Washington, D.C. – This morning at 10 a.m., U.S. Rep. Ed Royce (R-CA), Chairman of the House Foreign Affairs Committee, will convene a hearing on accountability within the State Department following the deadly terrorist attacks on the U.S. diplomatic facilities in Benghazi, Libya last September 11.  Under Secretary of State for Management Patrick F. Kennedy will testify. 

The hearing is entitled Benghazi: Where is the State Department Accountability?

Live webcast and witness testimony will be available HERE. 

Below is Chairman Royce’s opening statement as prepared for delivery at the hearing: 

“Since September 11, 2012, the Committee has been focused on the tragedy in Benghazi, Libya, where terrorists killed four Americans that day, including our Ambassador, the first killed in the line of duty since 1979.  The focus of today’s hearing, our fourth, is the troubling lack of accountability we have seen within the State Department since.  The bottom line is that over one year later, no State Department personnel have been held accountable for the Department’s failure to protect the Benghazi consulate, and U.S. personnel.  None.

As we know, there were so many things wrong with the State Department’s decision-making before this fatal attack.  In the face of a glaring need, with violence in Benghazi mounting, critical security requests from the field were denied.  The Department was asleep on 9/11.  This led the Accountability Review Board to find “systemic failures and leadership and management deficiencies at senior levels within two [State Department] bureaus.”  But no State Department personnel have been fired, or even disciplined.  No one has missed a paycheck.  

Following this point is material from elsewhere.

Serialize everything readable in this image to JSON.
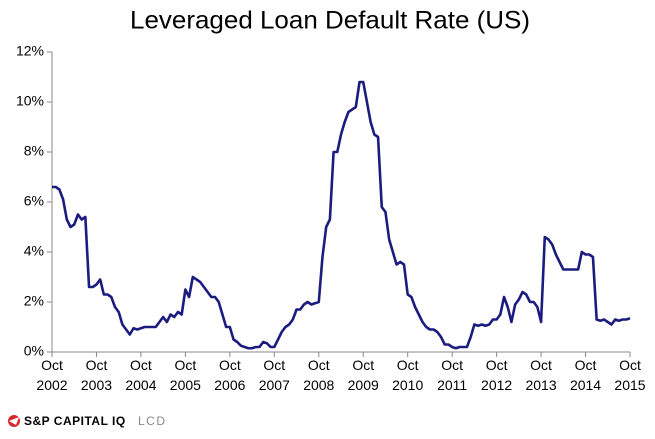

Accountability can be painful.  Those making bad decisions may have long and otherwise good records.  But the Department can't have a culture of accountability, which is what any well-functioning organization needs, and which is essential to protecting its personnel, if no one is held accountable for the mismanagement and poor leadership the ARB identified. 

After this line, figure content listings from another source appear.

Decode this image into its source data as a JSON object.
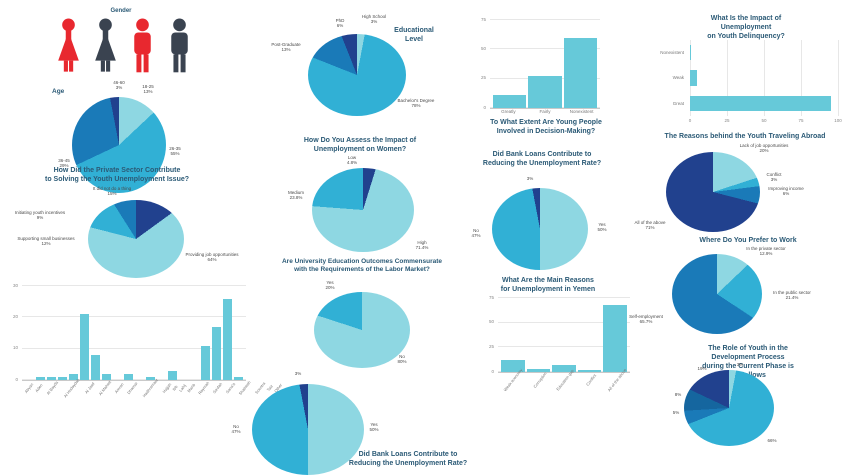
{
  "colors": {
    "red": "#e8282f",
    "dark_gray": "#3a4350",
    "light_cyan": "#8ed7e2",
    "cyan": "#31b0d5",
    "blue": "#1a7ab8",
    "blue_dark": "#15669f",
    "navy": "#21418e",
    "bar_cyan": "#66c9d9",
    "title": "#2b5a76"
  },
  "chart_data": [
    {
      "id": "gender",
      "type": "pictogram",
      "title": "Gender",
      "icons": [
        {
          "sex": "female",
          "color": "#e8282f"
        },
        {
          "sex": "female",
          "color": "#3a4350"
        },
        {
          "sex": "male",
          "color": "#e8282f"
        },
        {
          "sex": "male",
          "color": "#3a4350"
        }
      ]
    },
    {
      "id": "age",
      "type": "pie",
      "title": "Age",
      "slices": [
        {
          "label": "18-25",
          "value": 13,
          "color": "#8ed7e2"
        },
        {
          "label": "26-35",
          "value": 55,
          "color": "#31b0d5"
        },
        {
          "label": "36-45",
          "value": 29,
          "color": "#1a7ab8"
        },
        {
          "label": "46-60",
          "value": 3,
          "color": "#21418e"
        }
      ],
      "labels": [
        "46-60\n3%",
        "18-25\n13%",
        "26-35\n55%",
        "36-45\n29%"
      ]
    },
    {
      "id": "private_sector",
      "type": "pie",
      "title": "How Did the Private Sector Contribute\nto Solving the Youth Unemployment Issue?",
      "slices": [
        {
          "label": "It did not do a thing",
          "value": 15,
          "color": "#21418e"
        },
        {
          "label": "Providing job opportunities",
          "value": 64,
          "color": "#8ed7e2"
        },
        {
          "label": "Supporting small businesses",
          "value": 12,
          "color": "#31b0d5"
        },
        {
          "label": "Initiating youth incentives",
          "value": 9,
          "color": "#1a7ab8"
        }
      ],
      "labels": [
        "It did not do a thing\n15%",
        "Initiating youth incentives\n9%",
        "Supporting small businesses\n12%",
        "Providing job opportunities\n64%"
      ]
    },
    {
      "id": "residence",
      "type": "bar",
      "title": "",
      "categories": [
        "Abyan",
        "Aden",
        "Al Bayda",
        "Al Hudaydah",
        "Al Jawf",
        "Al Mahwit",
        "Amran",
        "Dhamar",
        "Hadhramaut",
        "Hajjah",
        "Ibb",
        "Lahij",
        "Marib",
        "Raymah",
        "Sa'dah",
        "Sana'a",
        "Shabwah",
        "Socotra",
        "Taiz",
        "Other"
      ],
      "values": [
        0,
        1,
        1,
        1,
        2,
        21,
        8,
        2,
        0,
        2,
        0,
        1,
        0,
        3,
        0,
        0,
        11,
        17,
        26,
        1
      ],
      "ymax": 30,
      "yticks": [
        0,
        10,
        20,
        30
      ],
      "bar_color": "#66c9d9",
      "rotate_labels": true
    },
    {
      "id": "education",
      "type": "pie",
      "title": "Educational\nLevel",
      "slices": [
        {
          "label": "High School",
          "value": 3,
          "color": "#8ed7e2"
        },
        {
          "label": "Bachelor's Degree",
          "value": 78,
          "color": "#31b0d5"
        },
        {
          "label": "Post-Graduate",
          "value": 13,
          "color": "#1a7ab8"
        },
        {
          "label": "PhD",
          "value": 6,
          "color": "#21418e"
        }
      ],
      "labels": [
        "PhD\n6%",
        "High School\n3%",
        "Post-Graduate\n13%",
        "Bachelor's Degree\n78%"
      ]
    },
    {
      "id": "women",
      "type": "pie",
      "title": "How Do You Assess the Impact of\nUnemployment on Women?",
      "slices": [
        {
          "label": "Low",
          "value": 4.8,
          "color": "#21418e"
        },
        {
          "label": "High",
          "value": 71.4,
          "color": "#8ed7e2"
        },
        {
          "label": "Medium",
          "value": 23.8,
          "color": "#31b0d5"
        }
      ],
      "labels": [
        "Low\n4.8%",
        "Medium\n23.8%",
        "High\n71.4%"
      ]
    },
    {
      "id": "university",
      "type": "pie",
      "title": "Are University Education Outcomes Commensurate\nwith the Requirements of the Labor Market?",
      "slices": [
        {
          "label": "No",
          "value": 80,
          "color": "#8ed7e2"
        },
        {
          "label": "Yes",
          "value": 20,
          "color": "#31b0d5"
        }
      ],
      "labels": [
        "Yes\n20%",
        "No\n80%"
      ]
    },
    {
      "id": "bank_loans_mid",
      "type": "pie",
      "title": "Did Bank Loans Contribute to\nReducing the Unemployment Rate?",
      "slices": [
        {
          "label": "Yes",
          "value": 50,
          "color": "#8ed7e2"
        },
        {
          "label": "No",
          "value": 47,
          "color": "#31b0d5"
        },
        {
          "label": "Unsure",
          "value": 3,
          "color": "#21418e"
        }
      ],
      "labels": [
        "3%",
        "No\n47%",
        "Yes\n50%"
      ]
    },
    {
      "id": "decision",
      "type": "bar",
      "title": "To What Extent Are Young People\nInvolved in Decision-Making?",
      "categories": [
        "Greatly",
        "Fairly",
        "Nonexistent"
      ],
      "values": [
        11,
        27,
        60
      ],
      "ymax": 75,
      "yticks": [
        0,
        25,
        50,
        75
      ],
      "bar_color": "#66c9d9",
      "rotate_labels": false
    },
    {
      "id": "bank_loans",
      "type": "pie",
      "title": "Did Bank Loans Contribute to\nReducing the Unemployment Rate?",
      "slices": [
        {
          "label": "Yes",
          "value": 50,
          "color": "#8ed7e2"
        },
        {
          "label": "No",
          "value": 47,
          "color": "#31b0d5"
        },
        {
          "label": "Unsure",
          "value": 3,
          "color": "#21418e"
        }
      ],
      "labels": [
        "3%",
        "No\n47%",
        "Yes\n50%"
      ]
    },
    {
      "id": "reasons",
      "type": "bar",
      "title": "What Are the Main Reasons\nfor Unemployment in Yemen",
      "categories": [
        "Weak economy",
        "Corruption",
        "Education gap",
        "Conflict",
        "All of the above"
      ],
      "values": [
        12,
        3,
        7,
        2,
        68
      ],
      "ymax": 75,
      "yticks": [
        0,
        25,
        50,
        75
      ],
      "bar_color": "#66c9d9",
      "rotate_labels": true
    },
    {
      "id": "delinquency",
      "type": "hbar",
      "title": "What Is the Impact of Unemployment\non Youth Delinquency?",
      "categories": [
        "Nonexistent",
        "Weak",
        "Great"
      ],
      "values": [
        1,
        5,
        95
      ],
      "xmax": 100,
      "xticks": [
        0,
        25,
        50,
        75,
        100
      ],
      "bar_color": "#66c9d9"
    },
    {
      "id": "travel",
      "type": "pie",
      "title": "The Reasons behind the Youth Traveling Abroad",
      "slices": [
        {
          "label": "Lack of job opportunities",
          "value": 20,
          "color": "#8ed7e2"
        },
        {
          "label": "Conflict",
          "value": 3,
          "color": "#31b0d5"
        },
        {
          "label": "Improving income",
          "value": 6,
          "color": "#1a7ab8"
        },
        {
          "label": "All of the above",
          "value": 71,
          "color": "#21418e"
        }
      ],
      "labels": [
        "Lack of job opportunities\n20%",
        "Conflict\n3%",
        "Improving income\n6%",
        "All of the above\n71%"
      ]
    },
    {
      "id": "work_pref",
      "type": "pie",
      "title": "Where Do You Prefer to Work",
      "slices": [
        {
          "label": "In the private sector",
          "value": 12.9,
          "color": "#8ed7e2"
        },
        {
          "label": "In the public sector",
          "value": 21.4,
          "color": "#31b0d5"
        },
        {
          "label": "Self-employment",
          "value": 65.7,
          "color": "#1a7ab8"
        }
      ],
      "labels": [
        "In the private sector\n12.9%",
        "In the public sector\n21.4%",
        "Self-employment\n65.7%"
      ]
    },
    {
      "id": "youth_role",
      "type": "pie",
      "title": "The Role of Youth in the Development Process\nduring the Current Phase is as Follows",
      "slices": [
        {
          "label": "3%",
          "value": 3,
          "color": "#8ed7e2"
        },
        {
          "label": "66%",
          "value": 66,
          "color": "#31b0d5"
        },
        {
          "label": "5%",
          "value": 5,
          "color": "#1a7ab8"
        },
        {
          "label": "8%",
          "value": 8,
          "color": "#15669f"
        },
        {
          "label": "19%",
          "value": 19,
          "color": "#21418e"
        }
      ],
      "labels": [
        "3%",
        "19%",
        "8%",
        "5%",
        "66%"
      ]
    }
  ]
}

Let’s look at how the Department’s review process has played out: 

*The ARB failed to interview the Secretary of State and improbably capped responsibility at the assistant Secretary level; 

*Four officials are placed on paid administrative leave in a process that appears to have violated Department personnel policies;

*The former Secretary ceded her authority to take action against the four individuals or others to a new Secretary for his review; 

*And finally, four officials on paid leave were reinstated and reassigned into unspecified positions at this review’s conclusion, while at least one individual connected with failed management practices has received a promotion. 

I wish I did, but I just don’t see the level of accountability that Benghazi warrants.  Indeed, that Benghazi demands. 

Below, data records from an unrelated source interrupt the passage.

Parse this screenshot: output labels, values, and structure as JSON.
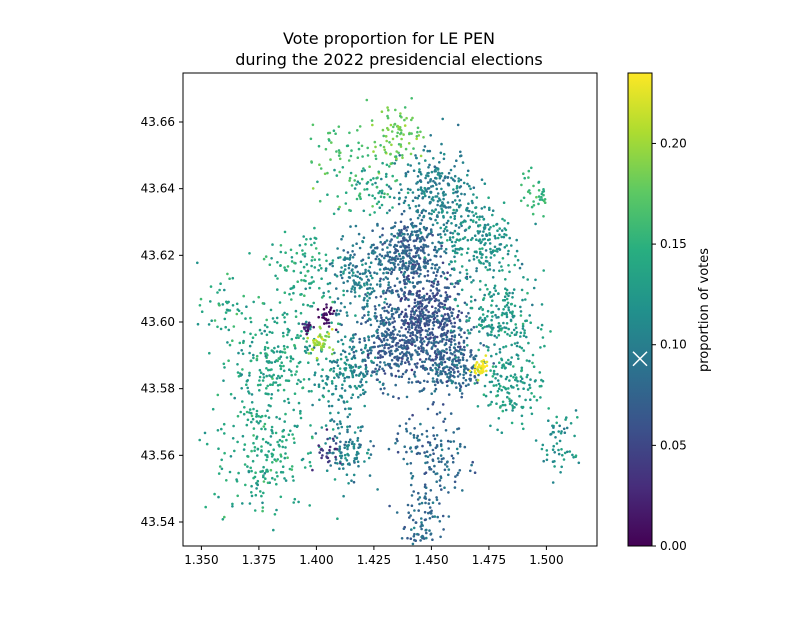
{
  "chart_data": {
    "type": "scatter",
    "title_line1": "Vote proportion for LE PEN",
    "title_line2": "during the 2022 presidencial elections",
    "xlabel": "",
    "ylabel": "",
    "xlim": [
      1.342,
      1.522
    ],
    "ylim": [
      43.5328,
      43.6747
    ],
    "x_ticks": [
      1.35,
      1.375,
      1.4,
      1.425,
      1.45,
      1.475,
      1.5
    ],
    "x_tick_labels": [
      "1.350",
      "1.375",
      "1.400",
      "1.425",
      "1.450",
      "1.475",
      "1.500"
    ],
    "y_ticks": [
      43.54,
      43.56,
      43.58,
      43.6,
      43.62,
      43.64,
      43.66
    ],
    "y_tick_labels": [
      "43.54",
      "43.56",
      "43.58",
      "43.60",
      "43.62",
      "43.64",
      "43.66"
    ],
    "grid": false,
    "colormap": "viridis",
    "colorbar": {
      "label": "proportion of votes",
      "min": 0.0,
      "max": 0.235,
      "ticks": [
        0.0,
        0.05,
        0.1,
        0.15,
        0.2
      ],
      "tick_labels": [
        "0.00",
        "0.05",
        "0.10",
        "0.15",
        "0.20"
      ],
      "marker_value": 0.1
    },
    "clusters": [
      {
        "x": 1.447,
        "y": 43.601,
        "value": 0.06,
        "n": 500,
        "spread": 0.009
      },
      {
        "x": 1.44,
        "y": 43.62,
        "value": 0.075,
        "n": 350,
        "spread": 0.007
      },
      {
        "x": 1.432,
        "y": 43.592,
        "value": 0.07,
        "n": 250,
        "spread": 0.007
      },
      {
        "x": 1.458,
        "y": 43.588,
        "value": 0.08,
        "n": 250,
        "spread": 0.007
      },
      {
        "x": 1.452,
        "y": 43.638,
        "value": 0.1,
        "n": 260,
        "spread": 0.008
      },
      {
        "x": 1.47,
        "y": 43.625,
        "value": 0.12,
        "n": 230,
        "spread": 0.008
      },
      {
        "x": 1.42,
        "y": 43.612,
        "value": 0.1,
        "n": 200,
        "spread": 0.008
      },
      {
        "x": 1.48,
        "y": 43.602,
        "value": 0.125,
        "n": 200,
        "spread": 0.008
      },
      {
        "x": 1.412,
        "y": 43.585,
        "value": 0.11,
        "n": 170,
        "spread": 0.007
      },
      {
        "x": 1.485,
        "y": 43.582,
        "value": 0.13,
        "n": 150,
        "spread": 0.007
      },
      {
        "x": 1.38,
        "y": 43.588,
        "value": 0.135,
        "n": 240,
        "spread": 0.011
      },
      {
        "x": 1.378,
        "y": 43.56,
        "value": 0.14,
        "n": 210,
        "spread": 0.011
      },
      {
        "x": 1.395,
        "y": 43.615,
        "value": 0.14,
        "n": 110,
        "spread": 0.008
      },
      {
        "x": 1.413,
        "y": 43.562,
        "value": 0.1,
        "n": 110,
        "spread": 0.006
      },
      {
        "x": 1.45,
        "y": 43.56,
        "value": 0.08,
        "n": 140,
        "spread": 0.008
      },
      {
        "x": 1.447,
        "y": 43.54,
        "value": 0.08,
        "n": 80,
        "spread": 0.005
      },
      {
        "x": 1.41,
        "y": 43.648,
        "value": 0.165,
        "n": 60,
        "spread": 0.009
      },
      {
        "x": 1.434,
        "y": 43.656,
        "value": 0.18,
        "n": 90,
        "spread": 0.006
      },
      {
        "x": 1.425,
        "y": 43.64,
        "value": 0.14,
        "n": 60,
        "spread": 0.006
      },
      {
        "x": 1.495,
        "y": 43.638,
        "value": 0.15,
        "n": 35,
        "spread": 0.004
      },
      {
        "x": 1.505,
        "y": 43.565,
        "value": 0.12,
        "n": 55,
        "spread": 0.006
      },
      {
        "x": 1.36,
        "y": 43.605,
        "value": 0.14,
        "n": 40,
        "spread": 0.005
      },
      {
        "x": 1.402,
        "y": 43.594,
        "value": 0.2,
        "n": 45,
        "spread": 0.0025
      },
      {
        "x": 1.471,
        "y": 43.586,
        "value": 0.235,
        "n": 45,
        "spread": 0.0018
      },
      {
        "x": 1.404,
        "y": 43.602,
        "value": 0.01,
        "n": 30,
        "spread": 0.0018
      },
      {
        "x": 1.396,
        "y": 43.598,
        "value": 0.02,
        "n": 18,
        "spread": 0.0012
      },
      {
        "x": 1.405,
        "y": 43.562,
        "value": 0.04,
        "n": 25,
        "spread": 0.003
      }
    ]
  }
}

Meanwhile, not one terrorist perpetrator has been captured or killed – despite the President saying that this was his highest priority. 

The terrorist threat in much of the world, unfortunately, is only increasing.  U.S. facilities are tempting terrorist targets. The State Department, with this Committee’s encouragement, has undertaken some important embassy security reforms.  We have put many of those reforms into legislation, passed out of this Committee, which also authorized the Administration’s full funding request for embassy security.

But no amount of money will overcome poor management, and poor management is a given without accountability.  I would ask all Committee Members: are you comfortable with this process that has no State Department official being held accountable in any meaningful way? 

Other Committees have been working on other aspects of Benghazi.  Many questions have been answered.  This Committee will continue to focus on accountability, including legislation to reform the Accountability Review Board process so that it is truly independent and future secretaries of state, of either party, can’t stack the deck.  I would hope to have bipartisan support for that. 

 As we hold this hearing, we should focus on the facts, ask the difficult questions, but work in a way that is going to lead to the most productive outcome: that is, learning from mistakes and improving the security of U.S. diplomatic personnel serving overseas, many in increasingly threatening surroundings.  That is a Committee goal I know we can all agree upon.”